If it could be easily and simply stated and codified, then we could put it into our house rules, and it wouldn't be fudging, now would it?
Let me come at the answer a little sideways. Folks who fudge say that they do so to make the game more fun. Opponents of fudging ask, "Well, how do you *know* the fudge will be more fun than what the dice roll?"
My answer is that the only things certain in human life are death and taxes. If I have to wait for certainty to take an action, I'm gong to be sitting on my thumbs most of my life. I don't need to be certain. I only need to have a certain level of confidence.
Where do you get the confidence? From experience, and from your knowledge of your game, your scenario, your players, and their expectations.

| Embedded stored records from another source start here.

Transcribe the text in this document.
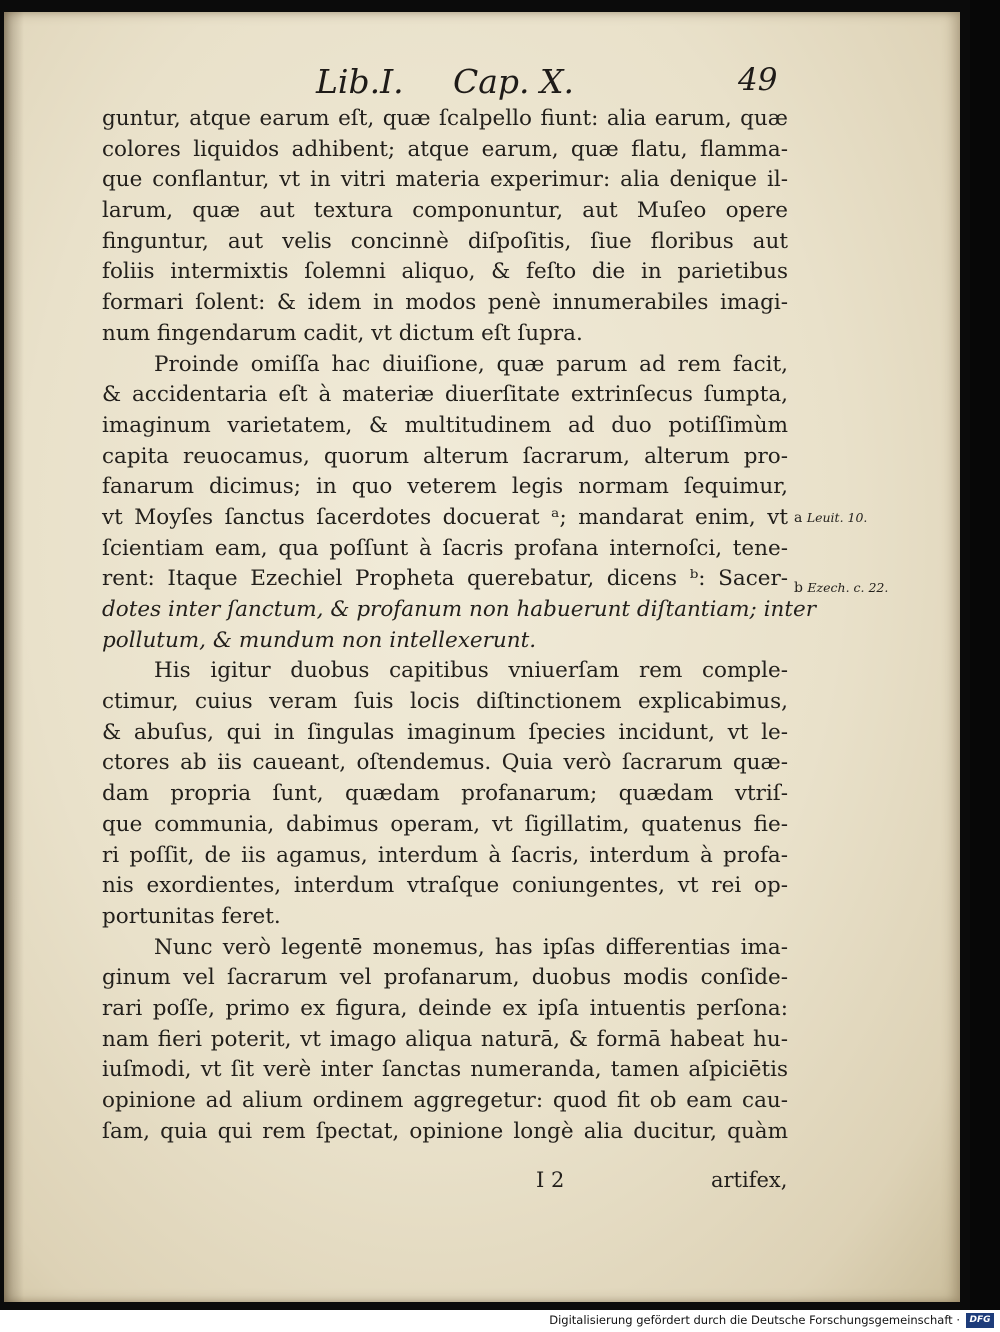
Lib.I. Cap. X.	49
guntur, atque earum eſt, quæ ſcalpello fiunt: alia earum, quæ
colores liquidos adhibent; atque earum, quæ flatu, flamma-
que conflantur, vt in vitri materia experimur: alia denique il-
larum, quæ aut textura componuntur, aut Muſeo opere
finguntur, aut velis concinnè diſpoſitis, ſiue floribus aut
foliis intermixtis ſolemni aliquo, & feſto die in parietibus
formari ſolent: & idem in modos penè innumerabiles imagi-
num fingendarum cadit, vt dictum eſt ſupra.
Proinde omiſſa hac diuiſione, quæ parum ad rem facit,
& accidentaria eſt à materiæ diuerſitate extrinſecus ſumpta,
imaginum varietatem, & multitudinem ad duo potiſſimùm
capita reuocamus, quorum alterum ſacrarum, alterum pro-
fanarum dicimus; in quo veterem legis normam ſequimur,
vt Moyſes ſanctus ſacerdotes docuerat ᵃ; mandarat enim, vt
ſcientiam eam, qua poſſunt à ſacris profana internoſci, tene-
rent: Itaque Ezechiel Propheta querebatur, dicens ᵇ: Sacer-
dotes inter ſanctum, & profanum non habuerunt diſtantiam; inter
pollutum, & mundum non intellexerunt.
His igitur duobus capitibus vniuerſam rem comple-
ctimur, cuius veram ſuis locis diſtinctionem explicabimus,
& abuſus, qui in ſingulas imaginum ſpecies incidunt, vt le-
ctores ab iis caueant, oſtendemus. Quia verò ſacrarum quæ-
dam propria ſunt, quædam profanarum; quædam vtriſ-
que communia, dabimus operam, vt ſigillatim, quatenus fie-
ri poſſit, de iis agamus, interdum à ſacris, interdum à profa-
nis exordientes, interdum vtraſque coniungentes, vt rei op-
portunitas feret.
Nunc verò legentē monemus, has ipſas differentias ima-
ginum vel ſacrarum vel profanarum, duobus modis conſide-
rari poſſe, primo ex figura, deinde ex ipſa intuentis perſona:
nam fieri poterit, vt imago aliqua naturā, & formā habeat hu-
iuſmodi, vt ſit verè inter ſanctas numeranda, tamen aſpiciētis
opinione ad alium ordinem aggregetur: quod fit ob eam cau-
ſam, quia qui rem ſpectat, opinione longè alia ducitur, quàm
a Leuit. 10.
b Ezech. c. 22.
I 2	artifex,
Digitalisierung gefördert durch die Deutsche Forschungsgemeinschaft ·	DFG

With that information at hand, when it is time to fudge can be pretty bleeding obvious, even if it is hard to elucidate.
This doesn't really help me see whether fudging might be something I might ever want to do though (and it smacks rather of a high-handed illusionist approach), whereas [MENTION=9037]Elf Witch[/MENTION]'s examples were useful. One thing I got from her two cases was that the player had already been 'beaten down' by real life and in-game events, and the intervention seems a lot less arbitrary when used in such limited circumstances.
I think there's a difference between fudging in an extreme case out of sympathy towards a particular player, and a general 'I know best when to fudge' approach. The former approach potentially retains most of the challenge of the game, because players can know they'll only be cut some slack if they've *already* been put through the ringer.